The journalists were attacked Monday as they traveled with a group of about eight cars from the eastern city of Jalalabad to Kabul. An anti-Taliban leader in the area said the attackers were bandits, but witnesses said they shouted pro-Taliban slogans.

Militiamen loyal to the new administration in Jalalabad set out early Tuesday to search for the missing journalists, and they reached the spot of the ambush around 8 a.m., encountering no resistance as they retrieved the bodies. They brought the bodies to a Jalalabad hospital, where colleagues identified them.

The journalists were Australian television cameraman Harry Burton and Azizullah Haidari, an Afghan photographer, both of the Reuters news agency; Maria Grazia Cutuli of Italian newspaper Corriere della Sera; and Julio Fuentes of the Spanish daily El Mundo.

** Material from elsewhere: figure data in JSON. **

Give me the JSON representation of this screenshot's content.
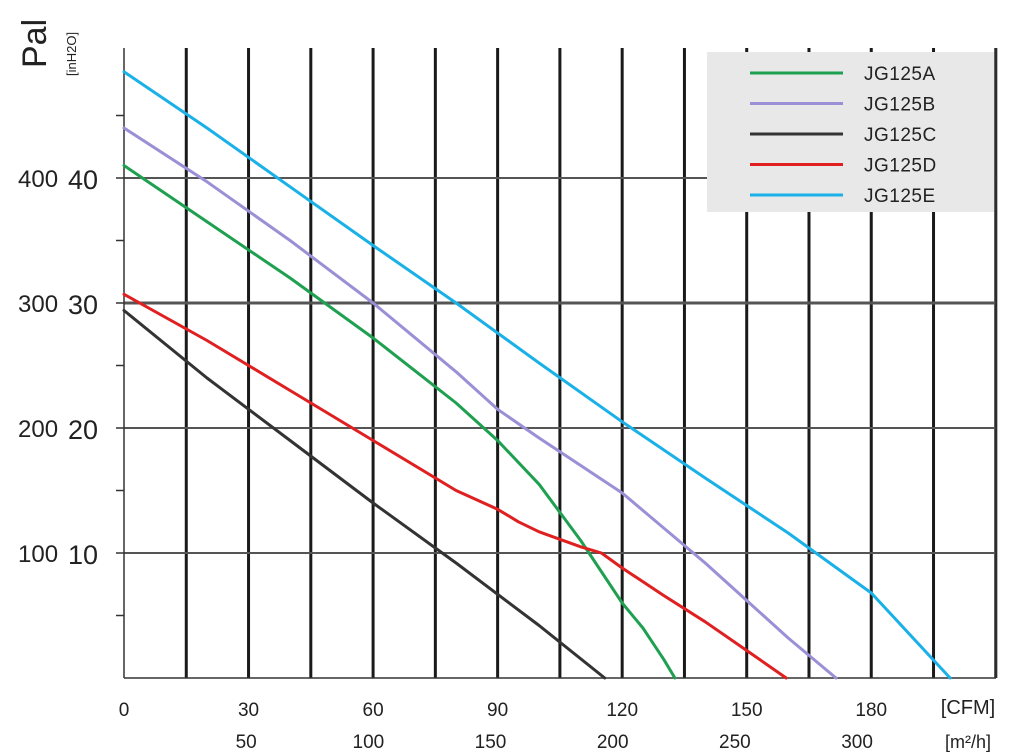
{
  "chart_data": {
    "type": "line",
    "y_unit_primary": "Pal",
    "y_unit_secondary": "[inH2O]",
    "x_unit_primary": "[CFM]",
    "x_unit_secondary": "[m²/h]",
    "x_ticks_cfm": [
      "0",
      "30",
      "60",
      "90",
      "120",
      "150",
      "180"
    ],
    "x_ticks_m3h": [
      "50",
      "100",
      "150",
      "200",
      "250",
      "300"
    ],
    "y_ticks_pa": [
      "100",
      "200",
      "300",
      "400"
    ],
    "y_ticks_inh2o": [
      "10",
      "20",
      "30",
      "40"
    ],
    "xlim": [
      0,
      189
    ],
    "ylim": [
      0,
      500
    ],
    "grid": true,
    "legend_position": "top-right",
    "colors": {
      "JG125A": "#1fa050",
      "JG125B": "#9b8fd6",
      "JG125C": "#333333",
      "JG125D": "#e02020",
      "JG125E": "#1ab0e8",
      "axis_unit_blue": "#2a3fa8"
    },
    "series": [
      {
        "name": "JG125A",
        "x": [
          0,
          20,
          40,
          60,
          80,
          90,
          100,
          110,
          120,
          125,
          130,
          132.7
        ],
        "y": [
          410,
          365,
          320,
          272,
          220,
          190,
          155,
          110,
          60,
          40,
          15,
          0
        ]
      },
      {
        "name": "JG125B",
        "x": [
          0,
          20,
          40,
          60,
          80,
          90,
          100,
          110,
          120,
          130,
          140,
          150,
          160,
          171.5
        ],
        "y": [
          440,
          397,
          350,
          300,
          245,
          215,
          192,
          170,
          148,
          120,
          92,
          62,
          32,
          0
        ]
      },
      {
        "name": "JG125C",
        "x": [
          0,
          20,
          40,
          60,
          80,
          100,
          115.8
        ],
        "y": [
          294,
          240,
          190,
          140,
          92,
          42,
          0
        ]
      },
      {
        "name": "JG125D",
        "x": [
          0,
          20,
          40,
          60,
          80,
          90,
          95,
          100,
          110,
          115,
          120,
          130,
          140,
          150,
          159.5
        ],
        "y": [
          307,
          270,
          230,
          190,
          150,
          135,
          125,
          117,
          105,
          100,
          88,
          66,
          45,
          22,
          0
        ]
      },
      {
        "name": "JG125E",
        "x": [
          0,
          20,
          40,
          60,
          80,
          100,
          120,
          140,
          160,
          180,
          199
        ],
        "y": [
          485,
          440,
          393,
          346,
          300,
          252,
          205,
          160,
          116,
          68,
          0
        ]
      }
    ]
  }
}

Cutuli and Fuentes filed reports Monday about finding what they believed were capsules of deadly sarin nerve gas at an abandoned al-Qaida camp in the Jalalabad region.

Fuentes's story said he discovered a cardboard box with Russian labeling that said SARIN/V-Gas. His report said the box contained 300 vials of a yellowish liquid.

A Japanese terrorist organization used sarin in March 1995 in the Tokyo subway killing 12 people.

A Pentagon duty officer said the U.S. military had no information on the reports.

The area of the ambush recently came under the control of anti-Taliban forces. However, some Taliban stragglers and Arab fighters loyal to Osama bin Laden are still believed to be in the area, and there had been earlier reports of armed robberies on the road.

The convoy set out Monday morning. Because the road was dusty, the cars in the convoy spread out, and their occupants often lost sight of one another.

Near the town of Serobi, 35 miles east of Kabul, six gunmen on the roadside waved the first three cars in the convoy to stop. One car sped ahead, while two stopped, said Ashiquallah, who was driving the car carrying the Reuters journalists. He uses only one name.

He said the gunmenwearing long robes, beards and turbans, warned them not to go any farther because there was fighting ahead with the Taliban. At that moment, a bus from Kabul came by and said the road was safe. The cars' drivers thought the gunmen were thieves and tried to speed away, but the gunmen stopped them.

The gunmen then ordered all the journalists out of the cars and tried to force them to climb the mountain. When they refused, the gunmen beat them and threw stones at them, Ashiquallah said.

"They said, 'What, you think the Taliban are finished? We are still in power and we will have our revenge,"' Ashiquallah said.

The gunmen then shot the Italian woman and one of the men, he said. The other two men also had been shot.

The drivers fled back toward Jalalabad, he said, leaving behind the Afghan translator, a man named Homuin. Homuin's whereabouts were unknown Tuesday.

Ashiquallah's account was corroborated by another translator and driver who escaped in the other car.

Haji Shershah, an anti-Taliban commander in Jalalabad, said villagers in the area reported numerous other attacks involving gunfire on vehicles on the same road during the day.

A French journalist was robbed in the area the day before, and hours after Monday's assault on the journalists, an Afghan car arrived in Jalalabad with two bullet holes after being attacked.

Shershah said the attackers were bandits, not Taliban or his own fighters.

"They're not Taliban, they are thieves," Shershah said. "They just want to put the blame on the Taliban. ... They were robbing lots of people."